RE: crawl/index/search

Posted by Iain <ia...@idcl.co.uk>.

You might want to check out GATE from Sheffield University.  It's like UIMA
in concept, but more mature and probably richer.

They've got a number of modules which integrate with Lucene, so integration
with Nutch should be easier.


Iain

---------------
Iain Downs (Microsoft MVP)
Commercial Software Therapist
E:  iain@idcl.co.uk     T:+44 (0) 1423 872988
W: www.idcl.co.uk
http://mvp.support.microsoft.com
-----Original Message-----
From: Fadzi Ushewokunze [mailto:dev@butterflycluster.com] 
Sent: 24 September 2006 04:03
To: nutch-user@lucene.apache.org
Subject: Re: crawl/index/search

Richard,

Thanks for the insight.

I have spent the past few days looking around lightweight structured text,
text mining and eventually Natural Langauge Processing. Through
further research I came across UIMA from IBM - i liked
the idea behind it. I played around with it but it is a huge monster!

Its still new to me so I am still getting my head around it but I think
it has the potential to achieve a lot. Have you ever dealt with it?

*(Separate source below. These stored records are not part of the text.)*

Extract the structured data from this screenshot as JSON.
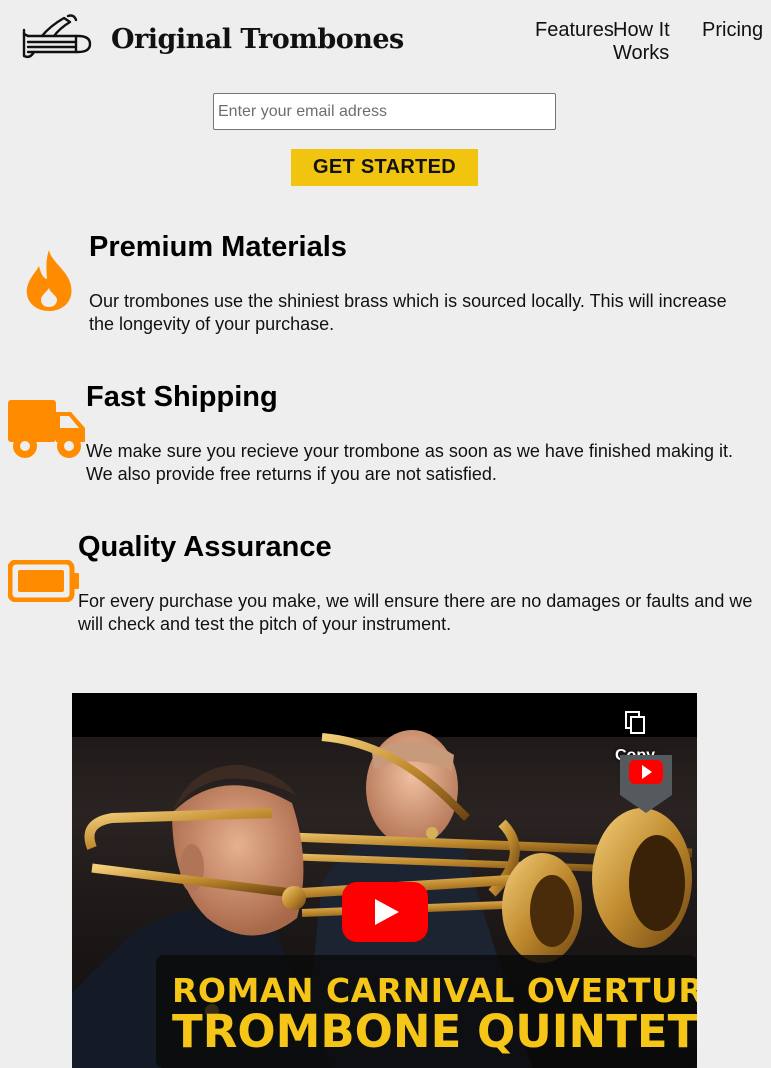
{
  "header": {
    "logo_icon": "trombone-icon",
    "logo_text": "Original Trombones",
    "nav": [
      "Features",
      "How It Works",
      "Pricing"
    ]
  },
  "signup": {
    "email_placeholder": "Enter your email adress",
    "email_value": "",
    "button_label": "GET STARTED",
    "button_color": "#f1c40f"
  },
  "features": [
    {
      "icon": "fire-icon",
      "title": "Premium Materials",
      "description": "Our trombones use the shiniest brass which is sourced locally. This will increase the longevity of your purchase."
    },
    {
      "icon": "truck-icon",
      "title": "Fast Shipping",
      "description": "We make sure you recieve your trombone as soon as we have finished making it. We also provide free returns if you are not satisfied."
    },
    {
      "icon": "battery-full-icon",
      "title": "Quality Assurance",
      "description": "For every purchase you make, we will ensure there are no damages or faults and we will check and test the pitch of your instrument."
    }
  ],
  "video": {
    "copy_link_label": "Copy link",
    "caption_line1": "ROMAN CARNIVAL OVERTURE",
    "caption_line2": "TROMBONE QUINTET"
  },
  "colors": {
    "accent_orange": "#ff8c00",
    "cta_yellow": "#f1c40f",
    "youtube_red": "#ff0000",
    "caption_yellow": "#f5c518",
    "background": "#eeeeee"
  }
}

Or for that matter, if anyone in the community has, it would be nice to
get some info on this, especially if you have integrated it with 
nutch/lucene.

Seems UIMA will be in the apache incubator - it also has a decent size
community behind it already.

Anyway this is a whole new world (NLP, structured text etc..) at the moment 
for me -
so I am still evaluating my requirements and what tools are available.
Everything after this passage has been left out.